Right, so the test that I thought looked negative at 6am yesterday, was all kinds of positive when I got home last night. Methinks I was a little hasty in declaring the Ovidrel out of my system. The positive on the test this morning was soooo faint that G didn’t even see it. He thinks I’m a little crazy with the test interpretation. But, I tell you the truth I could still see that barely there line. Like a pink shadow, taunting me. It said (after G left the room, so I’d have no witnesses, bitch!) “Am I real, or am I Ovidrel? I could be real, because I’m so faint.” I told it to shut the fuck up and quit making me crazy.
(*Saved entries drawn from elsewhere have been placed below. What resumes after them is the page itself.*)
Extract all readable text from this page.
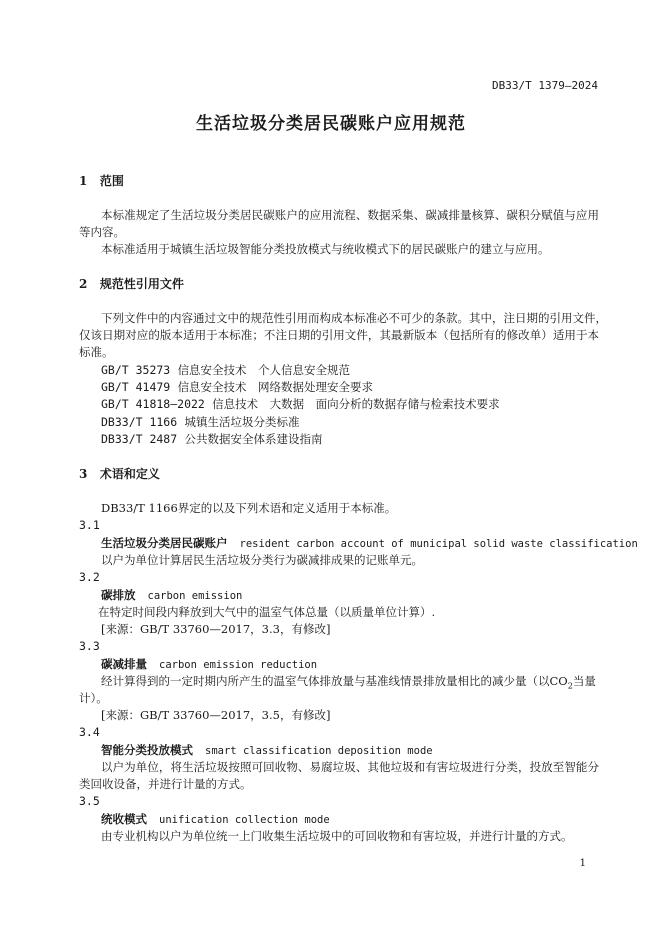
DB33/T 1379—2024
生活垃圾分类居民碳账户应用规范
1 范围
本标准规定了生活垃圾分类居民碳账户的应用流程、数据采集、碳减排量核算、碳积分赋值与应用
等内容。
本标准适用于城镇生活垃圾智能分类投放模式与统收模式下的居民碳账户的建立与应用。
2 规范性引用文件
下列文件中的内容通过文中的规范性引用而构成本标准必不可少的条款。其中，注日期的引用文件，
仅该日期对应的版本适用于本标准；不注日期的引用文件，其最新版本（包括所有的修改单）适用于本
标准。
GB/T 35273 信息安全技术　个人信息安全规范
GB/T 41479 信息安全技术　网络数据处理安全要求
GB/T 41818—2022 信息技术　大数据　面向分析的数据存储与检索技术要求
DB33/T 1166 城镇生活垃圾分类标准
DB33/T 2487 公共数据安全体系建设指南
3 术语和定义
DB33/T 1166界定的以及下列术语和定义适用于本标准。
3.1
生活垃圾分类居民碳账户 resident carbon account of municipal solid waste classification
以户为单位计算居民生活垃圾分类行为碳减排成果的记账单元。
3.2
碳排放 carbon emission
在特定时间段内释放到大气中的温室气体总量（以质量单位计算）.
[来源：GB/T 33760—2017，3.3，有修改]
3.3
碳减排量 carbon emission reduction
经计算得到的一定时期内所产生的温室气体排放量与基准线情景排放量相比的减少量（以$CO_2$当量
计）。
[来源：GB/T 33760—2017，3.5，有修改]
3.4
智能分类投放模式 smart classification deposition mode
以户为单位，将生活垃圾按照可回收物、易腐垃圾、其他垃圾和有害垃圾进行分类，投放至智能分
类回收设备，并进行计量的方式。
3.5
统收模式 unification collection mode
由专业机构以户为单位统一上门收集生活垃圾中的可回收物和有害垃圾，并进行计量的方式。
1
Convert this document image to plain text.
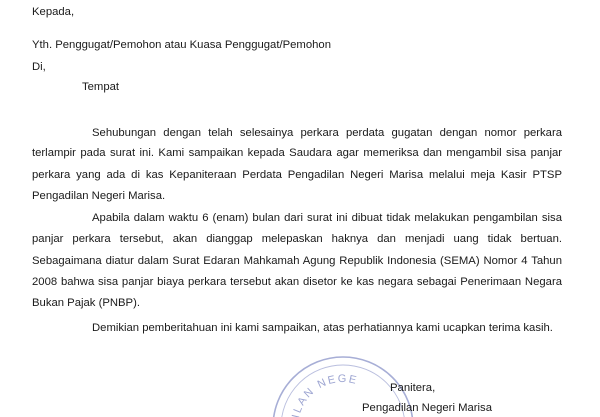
Kepada,
Yth. Penggugat/Pemohon atau Kuasa Penggugat/Pemohon
Di,
Tempat
Sehubungan dengan telah selesainya perkara perdata gugatan dengan nomor perkara
terlampir pada surat ini. Kami sampaikan kepada Saudara agar memeriksa dan mengambil sisa panjar
perkara yang ada di kas Kepaniteraan Perdata Pengadilan Negeri Marisa melalui meja Kasir PTSP
Pengadilan Negeri Marisa.
Apabila dalam waktu 6 (enam) bulan dari surat ini dibuat tidak melakukan pengambilan sisa
panjar perkara tersebut, akan dianggap melepaskan haknya dan menjadi uang tidak bertuan.
Sebagaimana diatur dalam Surat Edaran Mahkamah Agung Republik Indonesia (SEMA) Nomor 4 Tahun
2008 bahwa sisa panjar biaya perkara tersebut akan disetor ke kas negara sebagai Penerimaan Negara
Bukan Pajak (PNBP).
Demikian pemberitahuan ini kami sampaikan, atas perhatiannya kami ucapkan terima kasih.
ILAN NEGE
Panitera,
Pengadilan Negeri Marisa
But, today is 9 dpo. My positive with Blueberry Bean was 10dpo. It was on a Saturday morning. It feels like a million years ago and also yesterday. So strange. But, I’m tore up over this shadow line from today, because had I tested on 9 dpo with BB, maybe I would have seen the same type of shadow line. Maybe it’s real. Maybe it doesn’t matter, it’s too soon and I need to quit being so neurotic.
I did promise not to be so neurotic this cycle, and here I am sign hunting, waffling about whether or not my shadow line is real or drugs. Someone please come slap me ’round the face so I can get my bearings back.
OK, I give up. I’m going to go bake for several hours until I feel fatter, but less insane.
P.S. The most accurate pregnancy test in the world, the Fertility Friend Pregnancy Predictometer Extraordinaire says: 92%. Bitch!